Самая младшая из всех нас была Злата, даже и до метаморфоза она выглядела меньше своих зим, а после стала совсем как малышка зим восьми, тоненькая, кудрявая девочка. И вот стала она поодаль от дороги, у дерева большого, встала, обняла толстый ствол и давай плакать да маму звать, что жалобно так, со слезой, как у нас у самих на душе посмурнело. Обозники желтоголовые и купились на то. Сразу двое пошли, и один взял Златку за ворот, и оба смеялись, а им от дороги маг их заторопился, спасать дурней, да не успел, Ненаш его раньше упокоил. А Златка вывернулась да и впилась в горло тому, кто держал её, а второй не успел понять, что происходит, как и сам уже от Златки получил ровно всё то же самое, порванное горло и смерть. А с остальными справились быстро.
Потом мы открыли портал и увели спасённых в Дармицу, а прежде мёртвых всех сожгли, что не понять стало, как они умерли. Нельзя было пока желтоволосым знать, какой страх по их души здесь ходит.

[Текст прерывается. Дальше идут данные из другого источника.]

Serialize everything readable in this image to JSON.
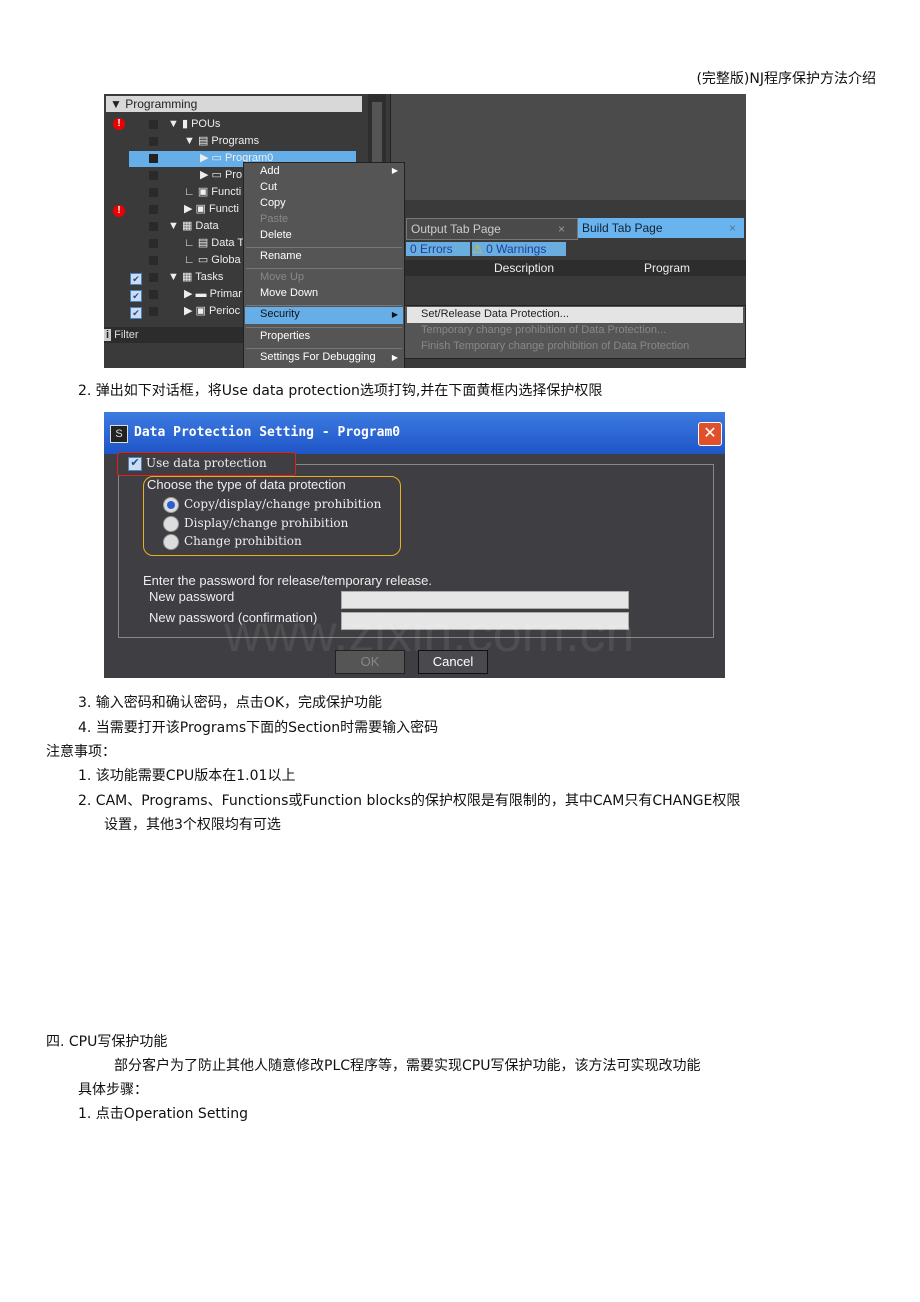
{
  "header": "(完整版)NJ程序保护方法介绍",
  "screenshot1": {
    "panel_title": "Programming",
    "tree": [
      "POUs",
      "Programs",
      "Program0",
      "Pro",
      "Functi",
      "Functi",
      "Data",
      "Data T",
      "Globa",
      "Tasks",
      "Primar",
      "Perioc"
    ],
    "filter": "Filter",
    "context_menu": [
      "Add",
      "Cut",
      "Copy",
      "Paste",
      "Delete",
      "Rename",
      "Move Up",
      "Move Down",
      "Security",
      "Properties",
      "Settings For Debugging"
    ],
    "submenu": [
      "Set/Release Data Protection...",
      "Temporary change prohibition of Data Protection...",
      "Finish Temporary change prohibition of Data Protection"
    ],
    "tabs": [
      "Output Tab Page",
      "Build Tab Page"
    ],
    "errors": "0  Errors",
    "warnings": "0  Warnings",
    "columns": [
      "Description",
      "Program"
    ]
  },
  "step2": "2.   弹出如下对话框，将Use data protection选项打钩,并在下面黄框内选择保护权限",
  "dialog": {
    "title": "Data Protection Setting - Program0",
    "use_protection": "Use data protection",
    "use_protection_checked": true,
    "choose_label": "Choose the type of data protection",
    "options": [
      "Copy/display/change prohibition",
      "Display/change prohibition",
      "Change prohibition"
    ],
    "selected_option": 0,
    "password_prompt": "Enter the password for release/temporary release.",
    "new_password_label": "New password",
    "new_password_value": "",
    "confirm_label": "New password (confirmation)",
    "confirm_value": "",
    "ok": "OK",
    "cancel": "Cancel",
    "watermark": "www.zixin.com.cn"
  },
  "step3": "3.   输入密码和确认密码，点击OK，完成保护功能",
  "step4": "4.   当需要打开该Programs下面的Section时需要输入密码",
  "notes_title": "注意事项：",
  "note1": "1.   该功能需要CPU版本在1.01以上",
  "note2a": "2.   CAM、Programs、Functions或Function blocks的保护权限是有限制的，其中CAM只有CHANGE权限",
  "note2b": "设置，其他3个权限均有可选",
  "section4_title": "四. CPU写保护功能",
  "section4_para1": "部分客户为了防止其他人随意修改PLC程序等，需要实现CPU写保护功能，该方法可实现改功能",
  "section4_para2": "具体步骤：",
  "section4_step1": "1.   点击Operation Setting"
}
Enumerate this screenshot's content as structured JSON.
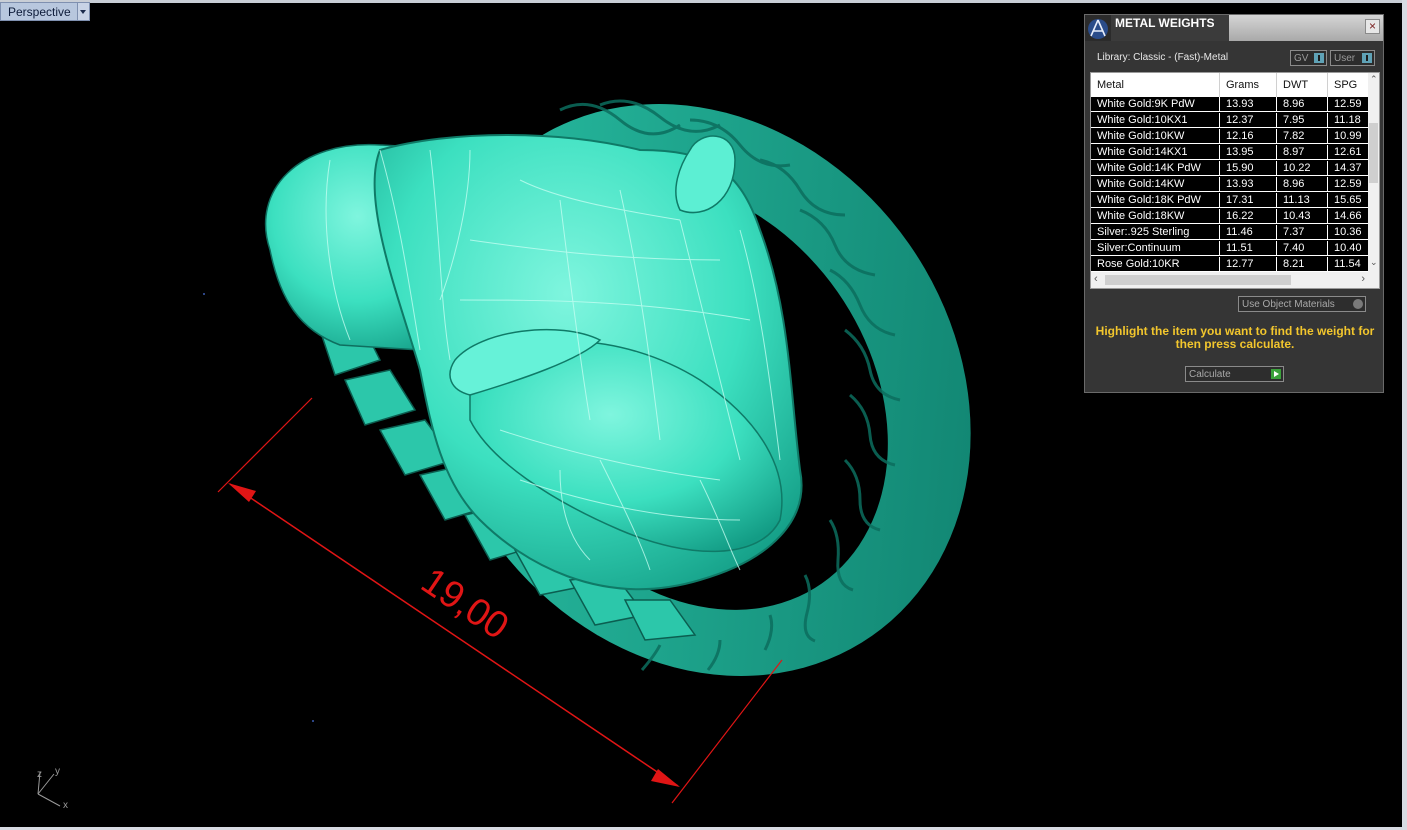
{
  "viewport": {
    "name": "Perspective"
  },
  "dimension": {
    "text": "19,00",
    "color": "#e01515"
  },
  "model": {
    "color": "#3ce0c0"
  },
  "axis": {
    "x": "x",
    "y": "y",
    "z": "z"
  },
  "panel": {
    "title": "METAL WEIGHTS",
    "library": "Library: Classic - (Fast)-Metal",
    "toggle_gv": "GV",
    "toggle_user": "User",
    "columns": [
      "Metal",
      "Grams",
      "DWT",
      "SPG"
    ],
    "rows": [
      [
        "White Gold:9K PdW",
        "13.93",
        "8.96",
        "12.59"
      ],
      [
        "White Gold:10KX1",
        "12.37",
        "7.95",
        "11.18"
      ],
      [
        "White Gold:10KW",
        "12.16",
        "7.82",
        "10.99"
      ],
      [
        "White Gold:14KX1",
        "13.95",
        "8.97",
        "12.61"
      ],
      [
        "White Gold:14K PdW",
        "15.90",
        "10.22",
        "14.37"
      ],
      [
        "White Gold:14KW",
        "13.93",
        "8.96",
        "12.59"
      ],
      [
        "White Gold:18K PdW",
        "17.31",
        "11.13",
        "15.65"
      ],
      [
        "White Gold:18KW",
        "16.22",
        "10.43",
        "14.66"
      ],
      [
        "Silver:.925 Sterling",
        "11.46",
        "7.37",
        "10.36"
      ],
      [
        "Silver:Continuum",
        "11.51",
        "7.40",
        "10.40"
      ],
      [
        "Rose Gold:10KR",
        "12.77",
        "8.21",
        "11.54"
      ]
    ],
    "use_object_materials": "Use Object Materials",
    "hint": "Highlight the item you want to find the weight for then press calculate.",
    "calculate": "Calculate",
    "accent": "#f2c62d"
  }
}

А дети разные были, и маленькие совсем, и постарше, и даже как мы были, и среди них я увидела Сихар Тепчог из поморских сТепи, и ей обрадовалась: до вторжения мы жили вместе в Светозарном два лета и даже дружили, она была младше меня на два года. Так было, что Сихар в драку ввязалась, и не совладала, а меня узнала и позвала, что я пришла, желтоволосому на беду. То некогда было нам между собой поговорить, что уходить было надобно, и стали мы уходить,
Сихар отлично организовала малышей при проходе через портал, что ни один не потерялся и не получил травму.
Как пришли в Дармицу, что беда позади осталась, и я подошла к подруге, что говорить хотелось, послушать про наших из Светозарного, кто ещё жив и что теперь делает. А Сихар так стала, нарочно между мной и спасёнными, и крикнула, чтобы я уходила прочь, что была она из хорошей семьи, с наследственной склонностью к магии высших порядков, а знала, что убивала я желтоволосых, а и видела больше, чем обычный человек.
Я пошла от неё, долго сидела на солнце, что камни грело у побережья нашего с доктором сТруви места, и покоя мне не было, что забыть подругу не могла, лицо её, голос, взгляд. Как беда, то 'Фиалка, спаси!', а как страх позади остался, то 'поди прочь, упыриха'. Так нашёл меня Канч сТруви и велел спать идти, не должно мне нарушать режим, мала ещё. Тогда рассказала ему, как у меня стало с Сихар, а он не удивился тому.
— Живые, — сказал он, — никогда, пропади они пропадом, они не изменятся. Не должно тебе от них благодарности ждать, делай, что делаешь, и будь как будет, а что они о тебе думают и как поступают с тобой, то на их совести, не на твоей.
— А вы их лечите, — сказала я, и дождалась его повести.